Ein Schadengutachten ist die unabhängige, schriftliche Bewertung eines Fahrzeugschadens durch einen KFZ-Sachverständigen und Grundlage für die Schadenregulierung mit der Versicherung.

Definition & Bedeutung

Das Schadengutachten ist das zentrale Beweismittel nach einem Verkehrsunfall. Es dokumentiert detailliert alle sichtbaren und verdeckten Schäden am Fahrzeug, beziffert die voraussichtlichen Reparaturkosten und hält den Fahrzeugzustand vor dem Schaden fest. Bei einem unverschuldeten Unfall haben Sie laut BGH-Rechtsprechung Anspruch auf einen unabhängigen Gutachter Ihrer Wahl – die Kosten trägt die gegnerische Haftpflichtversicherung.

Ein vollständiges Schadengutachten enthält Fahrzeugidentifikation, Reparaturkalkulation auf Basis aktueller Herstellerdaten (Audatex, DAT), Wiederbeschaffungswert, Restwert, Wertminderung, Reparaturdauer, Nutzungsausfall sowie eine umfangreiche Fotodokumentation. Diese Bestandteile sind notwendig, damit die Versicherung den Schaden vollständig reguliert und keine Kürzungen vornimmt.
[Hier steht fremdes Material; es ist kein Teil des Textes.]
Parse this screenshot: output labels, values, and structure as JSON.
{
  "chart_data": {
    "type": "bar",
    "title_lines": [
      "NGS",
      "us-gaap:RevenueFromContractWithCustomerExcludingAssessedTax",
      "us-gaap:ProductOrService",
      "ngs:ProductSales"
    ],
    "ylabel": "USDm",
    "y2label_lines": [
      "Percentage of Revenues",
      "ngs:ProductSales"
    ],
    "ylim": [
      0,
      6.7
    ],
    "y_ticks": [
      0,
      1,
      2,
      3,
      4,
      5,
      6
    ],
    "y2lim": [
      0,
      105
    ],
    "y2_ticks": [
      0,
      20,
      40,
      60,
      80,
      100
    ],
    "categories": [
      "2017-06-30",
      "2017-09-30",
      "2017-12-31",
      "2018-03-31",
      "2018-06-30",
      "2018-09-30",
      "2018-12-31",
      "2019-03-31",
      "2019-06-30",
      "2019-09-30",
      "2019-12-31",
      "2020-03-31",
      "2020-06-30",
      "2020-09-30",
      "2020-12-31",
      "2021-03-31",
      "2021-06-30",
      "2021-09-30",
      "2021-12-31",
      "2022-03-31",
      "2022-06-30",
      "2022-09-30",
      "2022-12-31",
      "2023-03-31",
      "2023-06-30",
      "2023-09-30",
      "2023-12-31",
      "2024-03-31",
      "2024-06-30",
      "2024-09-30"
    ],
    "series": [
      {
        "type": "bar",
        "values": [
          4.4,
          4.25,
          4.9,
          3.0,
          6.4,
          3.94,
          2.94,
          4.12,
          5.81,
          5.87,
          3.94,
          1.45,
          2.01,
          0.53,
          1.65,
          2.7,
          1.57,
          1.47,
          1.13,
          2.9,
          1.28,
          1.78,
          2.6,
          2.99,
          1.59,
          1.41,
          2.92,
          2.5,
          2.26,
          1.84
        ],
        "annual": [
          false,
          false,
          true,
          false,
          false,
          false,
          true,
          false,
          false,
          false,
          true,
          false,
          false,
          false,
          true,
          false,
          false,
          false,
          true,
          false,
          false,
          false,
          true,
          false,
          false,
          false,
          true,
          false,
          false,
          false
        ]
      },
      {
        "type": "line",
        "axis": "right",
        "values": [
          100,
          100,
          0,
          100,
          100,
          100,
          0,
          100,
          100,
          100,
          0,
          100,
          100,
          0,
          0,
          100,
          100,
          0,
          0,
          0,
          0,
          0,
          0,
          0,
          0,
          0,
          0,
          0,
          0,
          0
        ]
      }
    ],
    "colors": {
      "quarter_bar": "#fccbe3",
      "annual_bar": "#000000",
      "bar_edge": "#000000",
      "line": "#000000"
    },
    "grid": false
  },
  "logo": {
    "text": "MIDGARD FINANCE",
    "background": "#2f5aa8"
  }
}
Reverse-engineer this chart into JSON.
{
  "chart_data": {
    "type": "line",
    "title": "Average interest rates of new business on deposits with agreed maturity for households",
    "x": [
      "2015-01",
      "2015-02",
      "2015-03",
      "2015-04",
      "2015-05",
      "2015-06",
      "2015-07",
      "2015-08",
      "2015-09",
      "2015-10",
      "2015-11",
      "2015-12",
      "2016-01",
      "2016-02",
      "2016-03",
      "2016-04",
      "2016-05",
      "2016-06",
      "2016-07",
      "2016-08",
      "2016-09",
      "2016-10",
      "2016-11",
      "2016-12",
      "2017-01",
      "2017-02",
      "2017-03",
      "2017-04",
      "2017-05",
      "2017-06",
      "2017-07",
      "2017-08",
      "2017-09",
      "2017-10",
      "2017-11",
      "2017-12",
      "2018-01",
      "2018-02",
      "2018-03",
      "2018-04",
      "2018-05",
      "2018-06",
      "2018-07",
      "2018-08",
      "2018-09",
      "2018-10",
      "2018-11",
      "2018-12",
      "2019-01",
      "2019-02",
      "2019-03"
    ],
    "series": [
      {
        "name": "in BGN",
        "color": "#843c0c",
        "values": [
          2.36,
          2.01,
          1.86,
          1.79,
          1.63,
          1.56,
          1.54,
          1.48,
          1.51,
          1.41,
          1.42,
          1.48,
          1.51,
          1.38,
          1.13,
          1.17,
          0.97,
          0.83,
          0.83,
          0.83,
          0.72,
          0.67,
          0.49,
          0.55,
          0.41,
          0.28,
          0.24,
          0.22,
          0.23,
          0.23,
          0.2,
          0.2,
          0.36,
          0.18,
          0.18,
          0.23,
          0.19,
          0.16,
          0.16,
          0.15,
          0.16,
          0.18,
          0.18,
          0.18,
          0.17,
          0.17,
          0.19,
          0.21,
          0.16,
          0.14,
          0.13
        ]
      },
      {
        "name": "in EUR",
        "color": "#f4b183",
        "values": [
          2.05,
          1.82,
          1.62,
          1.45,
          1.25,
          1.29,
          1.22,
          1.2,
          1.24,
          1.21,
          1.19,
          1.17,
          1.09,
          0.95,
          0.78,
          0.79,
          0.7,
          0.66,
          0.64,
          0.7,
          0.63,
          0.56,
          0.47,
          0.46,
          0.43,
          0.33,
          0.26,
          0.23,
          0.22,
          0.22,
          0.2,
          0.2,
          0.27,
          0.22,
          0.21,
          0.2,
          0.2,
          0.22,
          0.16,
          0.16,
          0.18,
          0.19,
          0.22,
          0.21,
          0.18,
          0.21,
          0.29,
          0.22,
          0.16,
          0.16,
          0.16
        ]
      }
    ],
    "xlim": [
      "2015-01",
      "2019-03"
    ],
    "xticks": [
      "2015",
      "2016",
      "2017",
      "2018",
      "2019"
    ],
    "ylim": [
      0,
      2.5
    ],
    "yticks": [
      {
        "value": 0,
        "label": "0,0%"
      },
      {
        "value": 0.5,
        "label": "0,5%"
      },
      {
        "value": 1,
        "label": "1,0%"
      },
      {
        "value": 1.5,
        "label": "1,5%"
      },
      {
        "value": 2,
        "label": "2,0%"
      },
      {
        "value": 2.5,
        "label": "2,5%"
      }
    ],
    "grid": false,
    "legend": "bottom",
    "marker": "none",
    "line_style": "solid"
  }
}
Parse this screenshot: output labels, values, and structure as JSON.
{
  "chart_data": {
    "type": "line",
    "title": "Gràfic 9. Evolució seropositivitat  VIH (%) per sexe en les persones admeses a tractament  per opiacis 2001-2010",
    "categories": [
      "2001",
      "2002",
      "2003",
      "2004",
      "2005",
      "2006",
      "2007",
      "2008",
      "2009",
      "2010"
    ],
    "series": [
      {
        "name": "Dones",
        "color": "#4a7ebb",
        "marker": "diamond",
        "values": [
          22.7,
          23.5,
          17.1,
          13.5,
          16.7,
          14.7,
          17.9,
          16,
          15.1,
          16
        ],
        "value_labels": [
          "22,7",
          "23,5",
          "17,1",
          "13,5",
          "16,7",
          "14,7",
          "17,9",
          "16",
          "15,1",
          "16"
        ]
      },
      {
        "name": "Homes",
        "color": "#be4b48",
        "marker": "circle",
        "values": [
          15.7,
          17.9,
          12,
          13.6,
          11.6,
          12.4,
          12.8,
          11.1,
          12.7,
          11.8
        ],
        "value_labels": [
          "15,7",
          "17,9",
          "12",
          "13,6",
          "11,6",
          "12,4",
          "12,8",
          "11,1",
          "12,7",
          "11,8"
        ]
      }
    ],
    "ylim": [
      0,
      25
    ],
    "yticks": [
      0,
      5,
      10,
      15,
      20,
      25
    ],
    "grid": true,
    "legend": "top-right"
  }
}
Im Gegensatz zum Kostenvoranschlag der Werkstatt ist das Gutachten gerichtsfest und neutral. Es dient nicht nur der Schadenregulierung, sondern bildet auch die Grundlage für die fiktive Abrechnung, bei der Sie sich den Reparaturbetrag auszahlen lassen können, ohne tatsächlich reparieren zu lassen.

Häufige Fragen

Wer bezahlt das Schadengutachten?

Bei einem unverschuldeten Unfall trägt die Haftpflichtversicherung des Unfallverursachers die Kosten ab einer Schadenhöhe von ca. 750 €.

Wie lange dauert die Erstellung?

In der Regel erhalten Sie das fertige Gutachten innerhalb von 24 bis 48 Stunden nach der Fahrzeugbesichtigung.